Marriage and the city's future

November 02, 1993

Press for the roots of such urban ills as crime, drugs or chaos in the schools and one fact is unavoidable. Too many children are being born to unwed mothers and, by almost every measure, face tougher obstacles in life than government can reasonably ameliorate.

As a result, society is paying a heavy price. However resilient a young mother may be, however determined that her child will prosper in life, the fact remains that marriage provides a better environment for rearing children than a single-parent household or, on balance, than any other non-traditional household arrangement. Given the bleak scenarios facing Baltimore, it would seem good social policy for the city to do everything possible to encourage families that are based on marriage, not to make it easier not to be married.

For that reason, we question the wisdom of the broad-based domestic partnership program now being considered at City Hall.

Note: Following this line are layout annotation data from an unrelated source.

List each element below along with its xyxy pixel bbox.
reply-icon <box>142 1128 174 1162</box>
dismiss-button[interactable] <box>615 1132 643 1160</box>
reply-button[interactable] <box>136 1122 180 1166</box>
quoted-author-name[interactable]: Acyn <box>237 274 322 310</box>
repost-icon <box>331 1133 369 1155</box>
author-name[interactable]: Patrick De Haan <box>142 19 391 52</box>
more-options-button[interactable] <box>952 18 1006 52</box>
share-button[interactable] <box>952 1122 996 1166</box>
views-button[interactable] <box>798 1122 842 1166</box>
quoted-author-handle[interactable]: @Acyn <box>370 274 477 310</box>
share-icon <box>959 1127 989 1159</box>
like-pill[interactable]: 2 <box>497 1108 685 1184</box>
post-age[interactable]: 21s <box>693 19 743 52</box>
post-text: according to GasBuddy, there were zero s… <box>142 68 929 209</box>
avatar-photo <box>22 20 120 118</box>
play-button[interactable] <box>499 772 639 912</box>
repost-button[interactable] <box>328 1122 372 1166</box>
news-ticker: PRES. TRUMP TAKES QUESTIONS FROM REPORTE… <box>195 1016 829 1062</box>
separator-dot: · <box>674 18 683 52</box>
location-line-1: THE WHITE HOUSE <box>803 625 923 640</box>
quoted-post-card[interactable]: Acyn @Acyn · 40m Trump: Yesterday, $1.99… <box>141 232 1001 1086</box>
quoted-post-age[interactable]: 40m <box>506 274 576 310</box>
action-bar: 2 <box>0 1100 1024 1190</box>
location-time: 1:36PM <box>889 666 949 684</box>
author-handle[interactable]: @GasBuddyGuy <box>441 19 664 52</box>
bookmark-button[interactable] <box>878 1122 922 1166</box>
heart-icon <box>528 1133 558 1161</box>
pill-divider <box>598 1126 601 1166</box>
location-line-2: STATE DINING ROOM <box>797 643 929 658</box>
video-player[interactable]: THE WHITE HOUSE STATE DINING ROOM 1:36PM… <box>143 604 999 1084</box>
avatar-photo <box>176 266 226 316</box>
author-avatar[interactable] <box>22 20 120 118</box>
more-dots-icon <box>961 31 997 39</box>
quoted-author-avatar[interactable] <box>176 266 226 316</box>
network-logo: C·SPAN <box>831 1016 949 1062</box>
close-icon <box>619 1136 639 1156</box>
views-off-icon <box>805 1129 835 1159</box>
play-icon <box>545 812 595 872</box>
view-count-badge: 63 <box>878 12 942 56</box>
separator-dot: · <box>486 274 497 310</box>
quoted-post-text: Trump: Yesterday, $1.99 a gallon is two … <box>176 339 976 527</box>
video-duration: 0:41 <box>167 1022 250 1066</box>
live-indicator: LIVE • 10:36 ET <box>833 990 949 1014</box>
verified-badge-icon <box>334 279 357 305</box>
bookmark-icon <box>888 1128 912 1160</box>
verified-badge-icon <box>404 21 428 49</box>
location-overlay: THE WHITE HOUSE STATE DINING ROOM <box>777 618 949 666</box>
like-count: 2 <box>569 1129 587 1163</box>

Unlike some other cities, the Baltimore proposal would extend city benefits not just to lesbian and gay couples -- who currently have no legal means of registering a long-term, fully committed relationship -- but also to virtually any other "non-traditional" household partnership, including heterosexual couples or even perhaps single mothers who team together to share expenses.

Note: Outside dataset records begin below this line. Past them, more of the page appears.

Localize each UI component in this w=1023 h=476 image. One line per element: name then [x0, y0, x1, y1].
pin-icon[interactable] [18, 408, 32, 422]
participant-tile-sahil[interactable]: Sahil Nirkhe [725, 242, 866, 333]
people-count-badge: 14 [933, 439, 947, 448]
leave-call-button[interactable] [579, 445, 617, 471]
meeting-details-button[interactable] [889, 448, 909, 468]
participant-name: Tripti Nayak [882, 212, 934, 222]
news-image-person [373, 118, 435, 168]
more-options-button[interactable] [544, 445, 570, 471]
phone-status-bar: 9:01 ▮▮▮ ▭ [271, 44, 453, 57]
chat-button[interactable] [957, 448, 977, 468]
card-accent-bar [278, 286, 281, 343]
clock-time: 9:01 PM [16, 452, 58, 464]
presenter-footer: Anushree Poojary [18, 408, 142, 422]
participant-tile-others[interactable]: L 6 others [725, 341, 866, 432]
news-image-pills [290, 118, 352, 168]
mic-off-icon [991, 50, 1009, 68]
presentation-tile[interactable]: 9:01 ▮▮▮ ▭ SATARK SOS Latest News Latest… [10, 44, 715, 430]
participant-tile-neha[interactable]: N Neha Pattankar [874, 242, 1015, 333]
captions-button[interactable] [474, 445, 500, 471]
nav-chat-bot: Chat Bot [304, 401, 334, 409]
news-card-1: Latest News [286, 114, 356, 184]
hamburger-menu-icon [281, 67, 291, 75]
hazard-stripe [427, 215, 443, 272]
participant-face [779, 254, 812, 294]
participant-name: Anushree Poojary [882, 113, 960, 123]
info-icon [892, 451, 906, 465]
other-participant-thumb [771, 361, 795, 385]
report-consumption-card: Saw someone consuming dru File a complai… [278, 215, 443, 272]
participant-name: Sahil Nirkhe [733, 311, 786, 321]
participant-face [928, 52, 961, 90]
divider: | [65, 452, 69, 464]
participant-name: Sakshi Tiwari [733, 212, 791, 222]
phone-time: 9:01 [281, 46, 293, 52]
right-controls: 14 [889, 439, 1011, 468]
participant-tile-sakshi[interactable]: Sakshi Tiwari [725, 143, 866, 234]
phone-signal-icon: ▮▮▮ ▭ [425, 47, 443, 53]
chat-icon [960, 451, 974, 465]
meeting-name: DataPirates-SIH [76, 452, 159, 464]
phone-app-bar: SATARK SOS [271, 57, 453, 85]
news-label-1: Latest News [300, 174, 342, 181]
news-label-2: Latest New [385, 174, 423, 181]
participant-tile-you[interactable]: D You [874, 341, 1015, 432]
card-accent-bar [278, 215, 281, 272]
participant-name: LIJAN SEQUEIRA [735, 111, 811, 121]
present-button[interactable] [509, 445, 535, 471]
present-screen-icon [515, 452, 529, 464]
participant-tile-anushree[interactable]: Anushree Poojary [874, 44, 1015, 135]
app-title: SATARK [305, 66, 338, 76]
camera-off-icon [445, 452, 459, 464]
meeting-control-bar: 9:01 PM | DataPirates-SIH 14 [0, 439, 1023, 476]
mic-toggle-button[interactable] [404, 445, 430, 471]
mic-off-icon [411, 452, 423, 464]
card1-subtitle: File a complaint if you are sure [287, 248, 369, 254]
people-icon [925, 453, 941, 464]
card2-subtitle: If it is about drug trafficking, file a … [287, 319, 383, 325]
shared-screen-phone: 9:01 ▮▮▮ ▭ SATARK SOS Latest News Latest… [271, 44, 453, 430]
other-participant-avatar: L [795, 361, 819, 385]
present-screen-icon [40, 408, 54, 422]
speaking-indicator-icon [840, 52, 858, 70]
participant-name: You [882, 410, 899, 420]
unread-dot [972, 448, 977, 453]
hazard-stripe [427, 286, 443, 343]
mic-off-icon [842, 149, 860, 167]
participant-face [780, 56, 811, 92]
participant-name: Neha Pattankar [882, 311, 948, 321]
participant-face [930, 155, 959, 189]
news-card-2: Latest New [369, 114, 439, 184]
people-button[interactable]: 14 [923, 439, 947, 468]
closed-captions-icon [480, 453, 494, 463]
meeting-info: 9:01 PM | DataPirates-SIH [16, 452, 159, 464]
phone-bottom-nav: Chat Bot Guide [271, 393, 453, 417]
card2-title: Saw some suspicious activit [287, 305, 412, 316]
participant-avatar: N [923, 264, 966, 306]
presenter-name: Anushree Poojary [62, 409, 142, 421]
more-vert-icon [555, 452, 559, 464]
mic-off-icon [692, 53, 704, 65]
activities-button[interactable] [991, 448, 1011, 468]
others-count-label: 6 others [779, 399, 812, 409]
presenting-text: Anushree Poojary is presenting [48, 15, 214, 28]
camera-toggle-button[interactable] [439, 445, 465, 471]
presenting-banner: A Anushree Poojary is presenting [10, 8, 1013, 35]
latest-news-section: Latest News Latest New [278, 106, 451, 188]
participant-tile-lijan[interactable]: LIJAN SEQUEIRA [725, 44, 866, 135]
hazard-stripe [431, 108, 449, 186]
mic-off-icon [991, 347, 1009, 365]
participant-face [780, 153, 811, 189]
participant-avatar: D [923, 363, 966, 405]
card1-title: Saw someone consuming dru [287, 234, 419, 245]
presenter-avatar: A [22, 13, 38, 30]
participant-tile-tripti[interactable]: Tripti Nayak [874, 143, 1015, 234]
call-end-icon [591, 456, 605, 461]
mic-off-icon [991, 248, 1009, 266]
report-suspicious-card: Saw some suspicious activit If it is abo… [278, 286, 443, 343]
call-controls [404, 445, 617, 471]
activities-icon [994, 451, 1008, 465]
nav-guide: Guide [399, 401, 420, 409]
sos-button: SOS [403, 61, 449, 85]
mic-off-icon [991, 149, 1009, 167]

Supporters of this broad definition of domestic partnerships argue that publicly declared love or even commitments lived out in situations where marriage would be detrimental or inappropriate deserve as much recognition as marriage. We have no quarrel with love, and we have the greatest admiration for those who care for dependent siblings or disabled friends. But making these arrangements the basis for benefits designed to bolster marriage is not the city's responsibility -- especially at a time when the costliest benefit, health insurance, is likely to be addressed in a way that would solve many of these problems anyway.

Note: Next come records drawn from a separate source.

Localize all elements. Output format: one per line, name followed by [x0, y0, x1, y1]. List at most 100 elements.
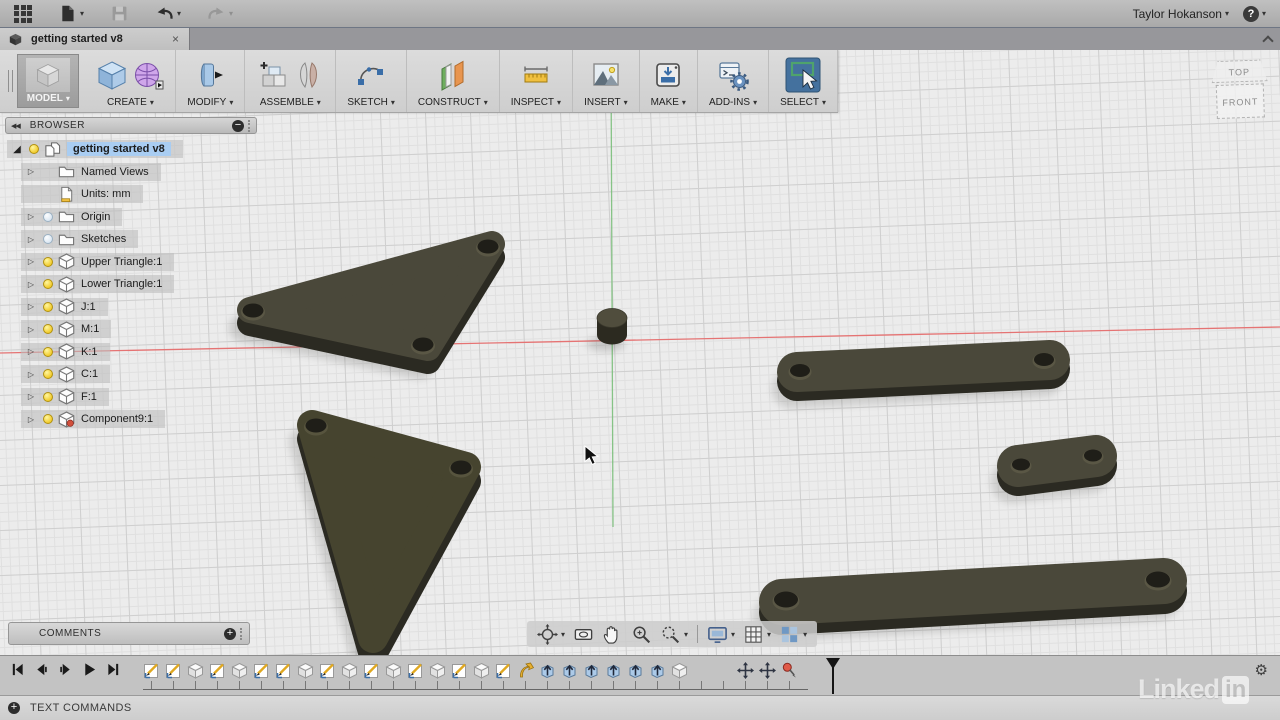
- construct-planes-icon[interactable]: [437, 59, 469, 91]
- timeline-feature-cube-25[interactable]: [671, 662, 688, 679]
- browser-item-c-1[interactable]: ▷ C:1: [21, 365, 110, 383]
- tree-expand-arrow-icon[interactable]: ▷: [24, 302, 38, 311]
- browser-minimize-icon[interactable]: [232, 120, 244, 132]
- browser-item-sketches[interactable]: ▷ Sketches: [21, 230, 138, 248]
- timeline-feature-extrude-21[interactable]: [583, 662, 600, 679]
- toolbar-group-sketch[interactable]: SKETCH: [336, 50, 407, 112]
- timeline-feature-sketch-6[interactable]: [253, 662, 270, 679]
- toolbar-group-construct[interactable]: CONSTRUCT: [407, 50, 500, 112]
- browser-grip-handle[interactable]: [248, 120, 251, 132]
- timeline-feature-sketch-13[interactable]: [407, 662, 424, 679]
- timeline-feature-sketch-11[interactable]: [363, 662, 380, 679]
- browser-item-units-mm[interactable]: Units: mm: [21, 185, 143, 203]
- timeline-feature-sketch-2[interactable]: [165, 662, 182, 679]
- tab-close-icon[interactable]: ×: [170, 32, 181, 46]
- timeline-feature-component-27[interactable]: [715, 662, 732, 679]
- playback-end-button[interactable]: [106, 662, 121, 677]
- timeline-feature-move-28[interactable]: [737, 662, 754, 679]
- visibility-bulb-icon[interactable]: [43, 212, 53, 222]
- timeline-feature-cube-5[interactable]: [231, 662, 248, 679]
- file-menu-button[interactable]: [58, 4, 84, 23]
- timeline-feature-extrude-20[interactable]: [561, 662, 578, 679]
- select-icon[interactable]: [785, 57, 821, 93]
- browser-item-getting-started-v8[interactable]: ◢ getting started v8: [7, 140, 183, 158]
- toolbar-group-inspect[interactable]: INSPECT: [500, 50, 573, 112]
- toolbar-drag-handle[interactable]: [8, 70, 13, 92]
- asm-joint-icon[interactable]: [292, 59, 324, 91]
- toolbar-group-create[interactable]: CREATE: [85, 50, 176, 112]
- visibility-bulb-icon[interactable]: [29, 144, 39, 154]
- browser-item-named-views[interactable]: ▷ Named Views: [21, 163, 161, 181]
- save-button[interactable]: [110, 4, 129, 23]
- tree-expand-arrow-icon[interactable]: ▷: [24, 392, 38, 401]
- timeline-feature-sketch-17[interactable]: [495, 662, 512, 679]
- comments-expand-icon[interactable]: [224, 628, 236, 640]
- timeline-playhead[interactable]: [826, 658, 840, 694]
- playback-fwd-button[interactable]: [58, 662, 73, 677]
- tree-expand-arrow-icon[interactable]: ▷: [24, 415, 38, 424]
- viewcube-top-face[interactable]: TOP: [1211, 59, 1268, 83]
- toolbar-group-assemble[interactable]: ASSEMBLE: [245, 50, 336, 112]
- nav-zoom-button[interactable]: [627, 624, 656, 645]
- browser-item-origin[interactable]: ▷ Origin: [21, 208, 122, 226]
- tree-expand-arrow-icon[interactable]: ▷: [24, 167, 38, 176]
- playback-back-button[interactable]: [34, 662, 49, 677]
- visibility-bulb-icon[interactable]: [43, 414, 53, 424]
- timeline-feature-sketch-4[interactable]: [209, 662, 226, 679]
- redo-button[interactable]: [207, 4, 233, 23]
- browser-item-lower-triangle-1[interactable]: ▷ Lower Triangle:1: [21, 275, 174, 293]
- timeline-feature-extrude-23[interactable]: [627, 662, 644, 679]
- text-commands-label[interactable]: TEXT COMMANDS: [30, 702, 132, 714]
- timeline-settings-gear-icon[interactable]: ⚙: [1255, 661, 1268, 679]
- timeline-feature-sketch-1[interactable]: [143, 662, 160, 679]
- collapse-toolbar-chevron-icon[interactable]: [1264, 35, 1272, 43]
- printer-icon[interactable]: [652, 59, 684, 91]
- timeline-feature-move-29[interactable]: [759, 662, 776, 679]
- visibility-bulb-icon[interactable]: [43, 324, 53, 334]
- timeline-feature-extrude-24[interactable]: [649, 662, 666, 679]
- nav-orbit-button[interactable]: [533, 624, 569, 645]
- browser-item-m-1[interactable]: ▷ M:1: [21, 320, 111, 338]
- tree-expand-arrow-icon[interactable]: ▷: [24, 347, 38, 356]
- toolbar-group-add-ins[interactable]: ADD-INS: [698, 50, 769, 112]
- timeline-feature-cube-3[interactable]: [187, 662, 204, 679]
- nav-pan-button[interactable]: [598, 624, 627, 645]
- playback-play-button[interactable]: [82, 662, 97, 677]
- playback-start-button[interactable]: [10, 662, 25, 677]
- tree-expand-arrow-icon[interactable]: ▷: [24, 370, 38, 379]
- visibility-bulb-icon[interactable]: [43, 392, 53, 402]
- toolbar-group-insert[interactable]: INSERT: [573, 50, 640, 112]
- workspace-model-button[interactable]: MODEL: [17, 54, 79, 108]
- nav-display-button[interactable]: [703, 624, 739, 645]
- nav-zoomwin-button[interactable]: [656, 624, 692, 645]
- timeline-feature-cube-10[interactable]: [341, 662, 358, 679]
- visibility-bulb-icon[interactable]: [43, 279, 53, 289]
- tree-expand-arrow-icon[interactable]: ▷: [24, 325, 38, 334]
- comments-grip-handle[interactable]: [240, 628, 243, 640]
- tree-expand-arrow-icon[interactable]: ▷: [24, 235, 38, 244]
- timeline-feature-cube-12[interactable]: [385, 662, 402, 679]
- timeline-feature-sketch-15[interactable]: [451, 662, 468, 679]
- visibility-bulb-icon[interactable]: [43, 234, 53, 244]
- nav-lookat-button[interactable]: [569, 624, 598, 645]
- timeline-feature-cylinder-26[interactable]: [693, 662, 710, 679]
- timeline-feature-sketch-7[interactable]: [275, 662, 292, 679]
- addins-icon[interactable]: [717, 59, 749, 91]
- tree-expand-arrow-icon[interactable]: ▷: [24, 212, 38, 221]
- timeline-feature-cube-16[interactable]: [473, 662, 490, 679]
- visibility-bulb-icon[interactable]: [43, 302, 53, 312]
- browser-collapse-icon[interactable]: ◀◀: [11, 122, 20, 130]
- app-grid-icon[interactable]: [14, 5, 32, 23]
- ruler-icon[interactable]: [520, 59, 552, 91]
- mesh-purple-icon[interactable]: [132, 59, 164, 91]
- presspull-icon[interactable]: [194, 59, 226, 91]
- browser-item-component9-1[interactable]: ▷ Component9:1: [21, 410, 165, 428]
- browser-header[interactable]: ◀◀ BROWSER: [5, 117, 257, 134]
- text-commands-expand-icon[interactable]: [8, 702, 20, 714]
- help-menu[interactable]: ?: [1243, 6, 1266, 22]
- user-menu[interactable]: Taylor Hokanson: [1133, 7, 1229, 21]
- timeline-feature-cube-8[interactable]: [297, 662, 314, 679]
- image-icon[interactable]: [590, 59, 622, 91]
- browser-item-j-1[interactable]: ▷ J:1: [21, 298, 108, 316]
- timeline-feature-sketch-9[interactable]: [319, 662, 336, 679]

Some of the other benefits suggested in the proposal can be addressed in other ways. In our view, all employers could profit from a close review of policies governing bereavement leaves and other emergency situations to determine when more flexibility would be appropriate. But that can be done without a domestic partnership program.

There are sound reasons to consider legally recognized domestic partnerships for homosexual couples, many of whom exhibit strong commitments to each other and who make a significant contribution to the community. But heterosexuals already have a way of demonstrating a commitment, and it's called a marriage license. More Baltimore children need a family that is built on one.